The study did effectively show whether there was an increased affinity of the targeted nanoparticles to glioma cells by comparing it to non-targeted nanoparticles and showed that there was a specific cell-surface receptor interaction between the nanoparticles and the tumor cells. The study looked at how relative nucleolin expression was to the uptake of the nanoparticles and their comparisons to different tumor cell lines with different nucleolin expression showed that there was a correlation between nucleolin expression and saturation. The positive aspects that this investigative study had was that it carefully looked at the affinity and binding characteristics the nanoparticles had to the glioma cells. This is important not only for using this type of method for visualization of tumor cells during a tumor resection, but might be applicable for using this method to improve other imaging modalities. The study could have improved on its methods by additionally investigating more on the properties of the dye and comparison to other dyes that could be used. Additional studies analyzing toxicity levels and other properties of the dyes such as its effect on uptake in other tissues might be effective.
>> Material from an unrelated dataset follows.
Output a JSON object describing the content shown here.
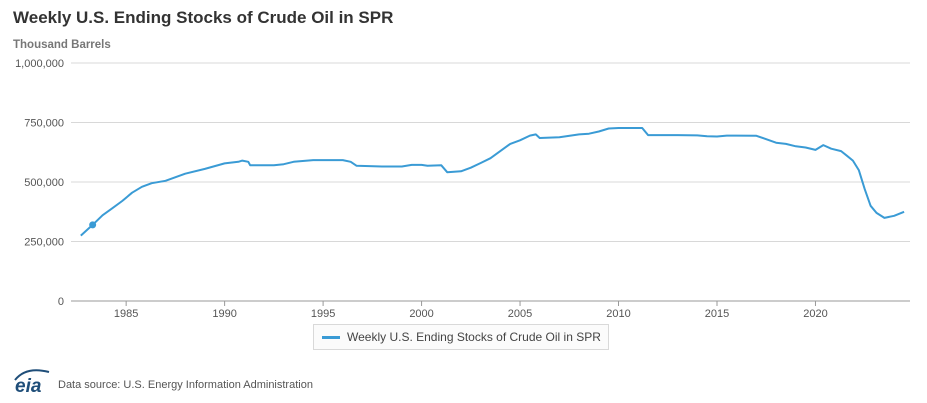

As the article mentioned there has not been a lot of data on the effects of dye loaded nanoparticles on tumor models. Additional studies on nanotoxicity of the dye loaded particles in animal models in vivo might be important future investigations. Other studies on how well the nanoparticles cross the blood brain barrier might also be valuable. These studies might be difficult to carry out without first setting up in vivo tumor animal models before doing the investigations.
The study did not seem to have any conflicts of interest. As the study reported, it was funded by grants from the National Institute of Biomedical Imaging and Bioengineering, the National Cancer Institute, and the Congress of Neurological Surgeons Basic/Translational Resident Research Fellowship. It was stated that there were no financial or institutional conflicts of interest. Since the study was done in vitro, there were also no ethical concerns involving the safety and health of patients.